2.4 Infrastructure (Training Pipeline, Not Runtime)

Component	Lines	Purpose
run_manifold_projection.py (entire)	823	Model loading, data collection, SVD computation, saving artifacts
analyzer.py (entire)	560	Multi-layer direction analysis, residual extraction
discover_directions.py (entire)	401	Post-hoc direction discovery from trajectory data
build() SVD computation section	229–233	Population SVD → V3 basis

---

3. Training Pipeline Analysis

3.1 run_manifold_projection.py — Step by Step

The training pipeline performs these operations:

1. Model Loading (L79–103): Load HuggingFace model + tokenizer. Configure for GPU/CPU.

2. Condition Catalog Construction (L106–153): Build contrastive prompt sets for 8 behavioral conditions:

   • self_ref / other_ref
   • violated / expected (semantic)
   • code_violated / code_expected
   • instruction / data
   • tool_call / natural_language
   • uncertain / confident
   • harmful / harmless
   • injection / benign_instruction

3. Feature Extraction (L156–213): For each condition, extract:

   • Hidden states across all layers → residuals (n_prompts, n_layers+1, hidden_dim)
   • ICDF perturbation vectors → perturbations (n_prompts, 64)
   • Last-layer hidden states → hidden_last (n_prompts, hidden_dim)
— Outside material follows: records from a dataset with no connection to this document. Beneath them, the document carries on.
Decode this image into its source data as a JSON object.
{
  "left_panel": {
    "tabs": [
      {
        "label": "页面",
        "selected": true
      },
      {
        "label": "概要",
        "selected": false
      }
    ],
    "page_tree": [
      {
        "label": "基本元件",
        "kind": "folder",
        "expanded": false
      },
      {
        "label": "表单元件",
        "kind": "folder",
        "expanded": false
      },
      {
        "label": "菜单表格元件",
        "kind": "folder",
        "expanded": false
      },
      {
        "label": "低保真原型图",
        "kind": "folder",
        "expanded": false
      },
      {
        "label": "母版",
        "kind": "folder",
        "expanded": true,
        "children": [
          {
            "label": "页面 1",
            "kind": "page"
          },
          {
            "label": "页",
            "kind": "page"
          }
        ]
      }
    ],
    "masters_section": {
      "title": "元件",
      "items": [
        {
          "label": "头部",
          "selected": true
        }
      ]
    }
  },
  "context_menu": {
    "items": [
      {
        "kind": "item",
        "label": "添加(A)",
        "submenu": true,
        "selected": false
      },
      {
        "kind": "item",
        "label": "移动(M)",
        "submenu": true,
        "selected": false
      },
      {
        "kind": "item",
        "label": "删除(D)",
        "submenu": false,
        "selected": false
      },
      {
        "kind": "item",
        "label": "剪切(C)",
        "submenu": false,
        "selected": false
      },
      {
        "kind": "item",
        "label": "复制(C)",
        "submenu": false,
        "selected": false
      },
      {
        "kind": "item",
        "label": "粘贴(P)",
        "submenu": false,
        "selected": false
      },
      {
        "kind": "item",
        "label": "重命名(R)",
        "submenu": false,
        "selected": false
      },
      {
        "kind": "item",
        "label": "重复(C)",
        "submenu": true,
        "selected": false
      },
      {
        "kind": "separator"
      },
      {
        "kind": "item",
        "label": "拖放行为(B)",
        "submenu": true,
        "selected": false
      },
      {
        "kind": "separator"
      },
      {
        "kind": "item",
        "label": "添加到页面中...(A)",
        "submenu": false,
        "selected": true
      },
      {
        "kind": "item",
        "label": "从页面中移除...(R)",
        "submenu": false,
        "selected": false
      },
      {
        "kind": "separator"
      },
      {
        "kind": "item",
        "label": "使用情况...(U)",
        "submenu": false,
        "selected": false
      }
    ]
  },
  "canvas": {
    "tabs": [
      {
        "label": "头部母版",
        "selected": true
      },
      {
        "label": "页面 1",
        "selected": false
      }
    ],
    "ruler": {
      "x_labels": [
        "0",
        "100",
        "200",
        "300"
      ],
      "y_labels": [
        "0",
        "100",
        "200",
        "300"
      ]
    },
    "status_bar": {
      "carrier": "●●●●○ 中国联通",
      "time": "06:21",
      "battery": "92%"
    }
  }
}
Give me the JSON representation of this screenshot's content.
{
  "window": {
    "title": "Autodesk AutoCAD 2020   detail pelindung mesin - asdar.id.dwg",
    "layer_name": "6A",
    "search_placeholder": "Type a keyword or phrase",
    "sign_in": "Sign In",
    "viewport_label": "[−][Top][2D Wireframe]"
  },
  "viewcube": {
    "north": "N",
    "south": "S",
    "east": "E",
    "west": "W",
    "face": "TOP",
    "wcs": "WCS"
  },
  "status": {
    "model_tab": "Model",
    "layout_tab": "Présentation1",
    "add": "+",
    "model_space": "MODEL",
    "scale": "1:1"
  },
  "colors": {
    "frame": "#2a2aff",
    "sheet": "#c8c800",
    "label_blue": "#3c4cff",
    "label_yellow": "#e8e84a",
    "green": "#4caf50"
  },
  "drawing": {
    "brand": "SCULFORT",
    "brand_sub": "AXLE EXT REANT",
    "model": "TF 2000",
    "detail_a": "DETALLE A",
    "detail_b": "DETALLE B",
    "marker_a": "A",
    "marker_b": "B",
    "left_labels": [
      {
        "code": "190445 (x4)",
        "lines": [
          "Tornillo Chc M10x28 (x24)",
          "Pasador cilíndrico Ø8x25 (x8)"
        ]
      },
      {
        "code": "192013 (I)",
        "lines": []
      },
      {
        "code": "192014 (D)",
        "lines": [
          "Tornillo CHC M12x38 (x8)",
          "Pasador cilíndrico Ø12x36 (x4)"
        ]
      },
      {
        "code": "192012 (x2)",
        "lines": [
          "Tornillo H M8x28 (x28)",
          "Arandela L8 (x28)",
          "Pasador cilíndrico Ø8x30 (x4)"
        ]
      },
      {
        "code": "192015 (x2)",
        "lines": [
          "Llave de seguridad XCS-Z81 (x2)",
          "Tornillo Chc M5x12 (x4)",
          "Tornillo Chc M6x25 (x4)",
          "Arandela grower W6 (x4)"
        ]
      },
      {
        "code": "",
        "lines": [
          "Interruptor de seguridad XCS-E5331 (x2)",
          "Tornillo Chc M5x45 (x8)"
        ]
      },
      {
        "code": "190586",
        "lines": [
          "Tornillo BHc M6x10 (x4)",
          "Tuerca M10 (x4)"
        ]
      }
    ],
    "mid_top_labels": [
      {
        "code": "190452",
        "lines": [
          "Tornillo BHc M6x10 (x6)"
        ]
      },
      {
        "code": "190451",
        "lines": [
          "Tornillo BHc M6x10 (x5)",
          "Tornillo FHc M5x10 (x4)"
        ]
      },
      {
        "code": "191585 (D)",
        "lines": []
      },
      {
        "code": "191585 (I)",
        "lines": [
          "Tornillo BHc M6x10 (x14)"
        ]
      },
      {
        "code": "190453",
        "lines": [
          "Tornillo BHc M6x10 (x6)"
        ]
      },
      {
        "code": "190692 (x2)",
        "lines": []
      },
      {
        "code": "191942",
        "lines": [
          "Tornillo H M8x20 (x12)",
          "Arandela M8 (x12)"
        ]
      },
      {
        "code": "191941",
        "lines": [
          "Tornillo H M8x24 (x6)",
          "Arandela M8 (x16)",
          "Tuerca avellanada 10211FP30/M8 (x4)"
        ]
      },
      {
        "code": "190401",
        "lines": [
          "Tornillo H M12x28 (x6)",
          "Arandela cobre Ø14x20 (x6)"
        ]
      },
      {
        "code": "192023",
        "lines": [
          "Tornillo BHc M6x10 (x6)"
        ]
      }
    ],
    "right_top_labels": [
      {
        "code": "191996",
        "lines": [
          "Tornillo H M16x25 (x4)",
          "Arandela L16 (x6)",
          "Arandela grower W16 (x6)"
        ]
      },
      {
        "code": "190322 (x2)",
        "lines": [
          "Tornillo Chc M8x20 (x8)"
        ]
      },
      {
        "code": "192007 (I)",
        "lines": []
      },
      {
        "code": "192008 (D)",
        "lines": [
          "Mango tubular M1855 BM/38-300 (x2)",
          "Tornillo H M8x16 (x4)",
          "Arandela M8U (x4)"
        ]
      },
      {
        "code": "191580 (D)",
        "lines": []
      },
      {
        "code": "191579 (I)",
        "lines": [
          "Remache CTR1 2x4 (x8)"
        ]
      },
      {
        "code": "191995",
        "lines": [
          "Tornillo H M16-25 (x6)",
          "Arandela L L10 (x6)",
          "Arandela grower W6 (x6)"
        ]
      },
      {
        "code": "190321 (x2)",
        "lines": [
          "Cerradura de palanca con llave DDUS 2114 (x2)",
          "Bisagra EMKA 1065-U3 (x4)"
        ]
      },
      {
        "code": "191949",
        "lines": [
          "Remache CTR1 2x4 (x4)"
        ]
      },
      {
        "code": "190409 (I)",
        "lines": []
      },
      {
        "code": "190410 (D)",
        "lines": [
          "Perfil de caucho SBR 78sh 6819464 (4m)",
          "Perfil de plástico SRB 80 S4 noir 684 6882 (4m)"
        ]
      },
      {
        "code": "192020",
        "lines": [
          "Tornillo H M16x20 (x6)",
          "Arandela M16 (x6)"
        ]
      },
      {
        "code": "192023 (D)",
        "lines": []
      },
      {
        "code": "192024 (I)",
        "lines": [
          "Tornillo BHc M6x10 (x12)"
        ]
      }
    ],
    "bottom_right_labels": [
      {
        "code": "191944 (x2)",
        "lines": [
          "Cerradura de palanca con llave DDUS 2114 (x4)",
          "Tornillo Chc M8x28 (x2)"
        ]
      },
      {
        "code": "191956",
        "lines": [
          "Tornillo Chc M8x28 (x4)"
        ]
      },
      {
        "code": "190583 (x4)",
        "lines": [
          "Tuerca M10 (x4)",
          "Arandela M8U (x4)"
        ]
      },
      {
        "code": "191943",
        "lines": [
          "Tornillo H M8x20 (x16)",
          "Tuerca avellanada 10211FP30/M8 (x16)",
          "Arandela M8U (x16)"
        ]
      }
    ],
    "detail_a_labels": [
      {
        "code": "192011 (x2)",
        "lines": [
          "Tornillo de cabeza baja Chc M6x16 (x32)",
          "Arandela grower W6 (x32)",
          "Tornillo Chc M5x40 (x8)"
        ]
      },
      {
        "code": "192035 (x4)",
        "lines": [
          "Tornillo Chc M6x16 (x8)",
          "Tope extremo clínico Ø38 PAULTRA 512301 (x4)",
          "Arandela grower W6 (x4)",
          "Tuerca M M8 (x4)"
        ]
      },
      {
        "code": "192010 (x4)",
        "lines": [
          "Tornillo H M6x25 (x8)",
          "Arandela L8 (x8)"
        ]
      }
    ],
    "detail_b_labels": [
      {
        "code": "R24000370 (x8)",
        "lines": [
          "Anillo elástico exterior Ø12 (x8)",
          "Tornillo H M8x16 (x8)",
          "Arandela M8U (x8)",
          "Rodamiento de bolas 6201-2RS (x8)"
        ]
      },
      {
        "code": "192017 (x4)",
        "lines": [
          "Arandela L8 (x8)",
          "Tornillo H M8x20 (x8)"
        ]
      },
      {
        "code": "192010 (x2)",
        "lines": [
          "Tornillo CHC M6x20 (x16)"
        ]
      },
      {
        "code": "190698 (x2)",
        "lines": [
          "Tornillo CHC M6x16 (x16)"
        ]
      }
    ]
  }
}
4. SVD Computation (L216–263):

   • Activation SVD: H_all (N, 2048) → principal components in hidden state space
   • Perturbation SVD: P_all (N, 64) → the 3D perturbation manifold (this is the basis V3)

5. Direction Vector Computation (L393–434): Per-contrast mean-difference direction vectors at best layers.

6. Projection Analysis (L436–668): Extensive analysis of direction projections onto activation/perturbation subspaces. This is research output, not needed for codebook compilation.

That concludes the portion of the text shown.